As Dr. Kalyanam Shivkumar pondered how to fix the human heart, he was given a gift laced with horror. Shivkumar, a cardiac electrophysiologist known as “Shiv” to friends and co-workers at UCLA, was trying to better understand the intricate details of nerves in the chest.

He hoped doing so might help him improve treatments for cardiac arrhythmias — aberrant rhythms of the heart — that can prove dangerous and even deadly . A Canadian colleague sent him a set of anatomy books renowned for the beauty and detail of their drawings, but tipped him off that the “atlas” had an appalling history. Shivkumar was aghast to learn it was the work of an ardent Nazi whose Vienna institute had dissected the bodies of prisoners, many executed for political reasons after Austria was annexed to Nazi Germany in 1938.

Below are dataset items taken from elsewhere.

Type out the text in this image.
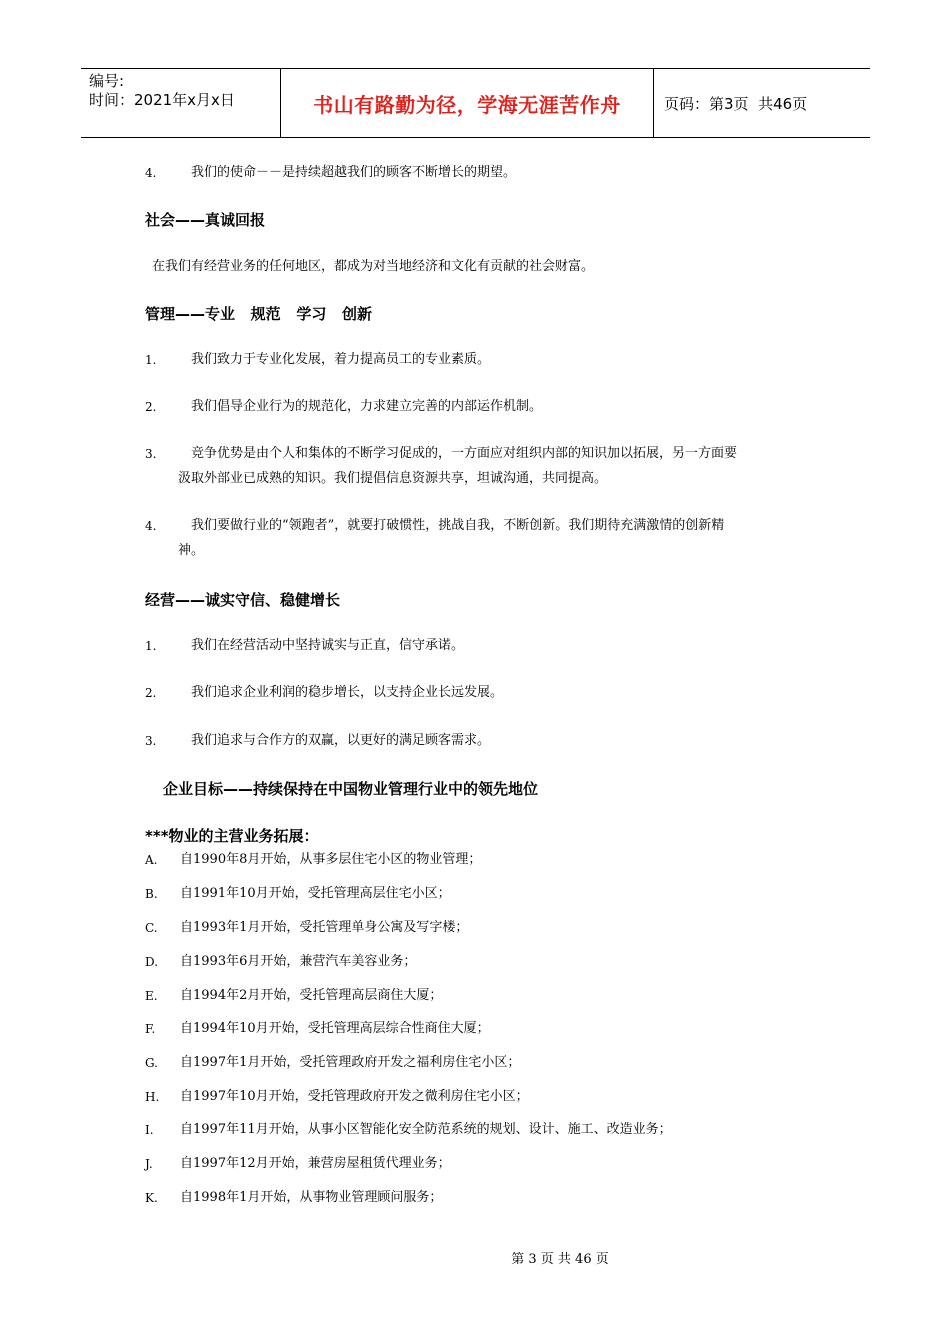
编号:
时间：2021年x月x日	书山有路勤为径，学海无涯苦作舟	页码：第3页  共46页
4.	我们的使命－－是持续超越我们的顾客不断增长的期望。
社会——真诚回报
在我们有经营业务的任何地区，都成为对当地经济和文化有贡献的社会财富。
管理——专业   规范   学习   创新
1.	我们致力于专业化发展，着力提高员工的专业素质。
2.	我们倡导企业行为的规范化，力求建立完善的内部运作机制。
3.	竞争优势是由个人和集体的不断学习促成的，一方面应对组织内部的知识加以拓展，另一方面要
汲取外部业已成熟的知识。我们提倡信息资源共享，坦诚沟通，共同提高。
4.	我们要做行业的“领跑者”，就要打破惯性，挑战自我，不断创新。我们期待充满激情的创新精
神。
经营——诚实守信、稳健增长
1.	我们在经营活动中坚持诚实与正直，信守承诺。
2.	我们追求企业利润的稳步增长，以支持企业长远发展。
3.	我们追求与合作方的双赢，以更好的满足顾客需求。
企业目标——持续保持在中国物业管理行业中的领先地位
***物业的主营业务拓展：
A. 自1990年8月开始，从事多层住宅小区的物业管理；
B. 自1991年10月开始，受托管理高层住宅小区；
C. 自1993年1月开始，受托管理单身公寓及写字楼；
D. 自1993年6月开始，兼营汽车美容业务；
E. 自1994年2月开始，受托管理高层商住大厦；
F. 自1994年10月开始，受托管理高层综合性商住大厦；
G. 自1997年1月开始，受托管理政府开发之福利房住宅小区；
H. 自1997年10月开始，受托管理政府开发之微利房住宅小区；
I. 自1997年11月开始，从事小区智能化安全防范系统的规划、设计、施工、改造业务；
J. 自1997年12月开始，兼营房屋租赁代理业务；
K. 自1998年1月开始，从事物业管理顾问服务；
第 3 页 共 46 页
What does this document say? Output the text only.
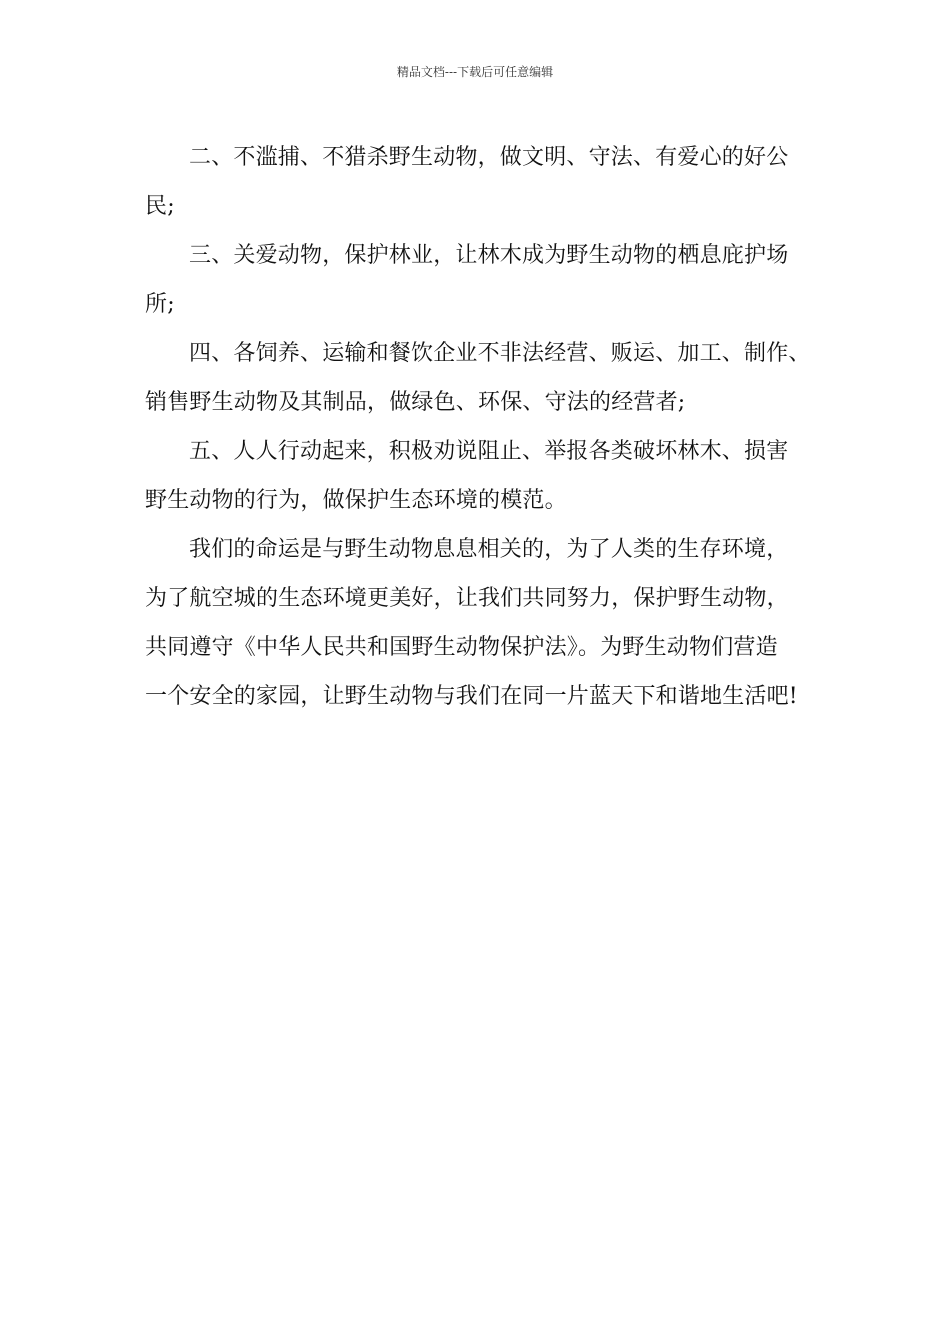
精品文档---下载后可任意编辑
二、不滥捕、不猎杀野生动物，做文明、守法、有爱心的好公
民;
三、关爱动物，保护林业，让林木成为野生动物的栖息庇护场
所;
四、各饲养、运输和餐饮企业不非法经营、贩运、加工、制作、
销售野生动物及其制品，做绿色、环保、守法的经营者;
五、人人行动起来，积极劝说阻止、举报各类破坏林木、损害
野生动物的行为，做保护生态环境的模范。
我们的命运是与野生动物息息相关的，为了人类的生存环境，
为了航空城的生态环境更美好，让我们共同努力，保护野生动物，
共同遵守《中华人民共和国野生动物保护法》。为野生动物们营造
一个安全的家园，让野生动物与我们在同一片蓝天下和谐地生活吧!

“Every time I open up that book,” he said, “my sense is revulsion.” Shivkumar is a big thinker, an erudite physician quick with an apt quotation, whose Westwood office is stacked with Sanskrit volumes of the Mahabharata alongside books about late Bruins basketball coach John Wooden . As he waded into the scholarly debate over using the tainted atlas, the doctor bristled at hearing others praise its illustrations as “unsurpassable.

” Much of the soul searching among physicians had revolved around when and how to use it. Shivkumar wanted to put those questions to bed. “Could we be better?” he asked.

“Could we not be making something that’s completely untai.